Expertengruppe spricht sich für Überarbeitung von WHO-Vorschriften aus
Auch eine unabhängige Expertengruppe hat angesichts der Corona-Krise eine Überarbeitung von Vorschriften bei der WHO angeregt. Die Frage, welche Grenz- und Reiseempfehlungen sie bei einer Pandemie abgeben soll, müsse neu beleuchtet werden, forderte das Gremium, das die WHO-Arbeit bei Notlagen überwachen soll. Die Gruppe legte bereits am vergangenen Montag einen ersten Bericht über die WHO-Arbeit im Zusammenhang mit dem neuen Coronavirus vor. Auch das System der Erklärung einer „gesundheitlichen Notlage von internationaler Bedeutung“ müsse überdacht werden. Viele Länder hätten darauf nicht angemessen mit Vorbereitungen reagiert. Besser sei vielleicht ein Alarmsystem mit mehreren Stufen.
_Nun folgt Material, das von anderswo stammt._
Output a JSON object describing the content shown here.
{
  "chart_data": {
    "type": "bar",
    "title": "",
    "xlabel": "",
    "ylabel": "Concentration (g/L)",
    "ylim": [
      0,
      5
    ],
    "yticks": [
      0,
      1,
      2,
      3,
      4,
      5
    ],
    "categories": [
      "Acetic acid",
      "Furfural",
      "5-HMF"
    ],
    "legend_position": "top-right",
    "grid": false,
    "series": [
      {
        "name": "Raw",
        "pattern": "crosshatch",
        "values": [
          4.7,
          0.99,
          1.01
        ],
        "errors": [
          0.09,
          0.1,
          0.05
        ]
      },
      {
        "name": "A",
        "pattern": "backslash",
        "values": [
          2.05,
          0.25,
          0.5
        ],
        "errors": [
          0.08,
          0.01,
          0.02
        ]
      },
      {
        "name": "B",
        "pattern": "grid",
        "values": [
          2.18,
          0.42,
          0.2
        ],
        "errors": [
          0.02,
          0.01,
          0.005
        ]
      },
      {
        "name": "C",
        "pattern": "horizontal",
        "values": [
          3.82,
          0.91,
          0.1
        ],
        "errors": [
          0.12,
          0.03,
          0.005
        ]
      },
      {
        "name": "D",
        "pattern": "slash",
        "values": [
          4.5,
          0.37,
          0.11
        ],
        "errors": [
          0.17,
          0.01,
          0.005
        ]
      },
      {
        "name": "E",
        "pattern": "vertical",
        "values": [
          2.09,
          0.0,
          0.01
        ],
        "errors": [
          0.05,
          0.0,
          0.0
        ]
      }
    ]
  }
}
Die Expertengruppe verwies auf die von den WHO-Mitgliedsländern beschossenen internationalen Gesundheitsvorschriften, wonach Grenzmaßnahmen zur Eindämmung einer Pandemie den Reise- und Handelsverkehr möglichst nicht stören sollen. Die Vorschriften sehen Maßnahmen wie Fiebermessstationen vor. Allerdings hätten mehr als 100 Staaten der WHO später zusätzliche Maßnahmen wie Grenzschließungen gemeldet. „Es könnte angebracht sein, dass die Mitgliedsländer die Rolle des WHO-Sekretariats in Bezug auf Reisehinweise in einer Pandemie überprüfen“, heißt es in dem Bericht.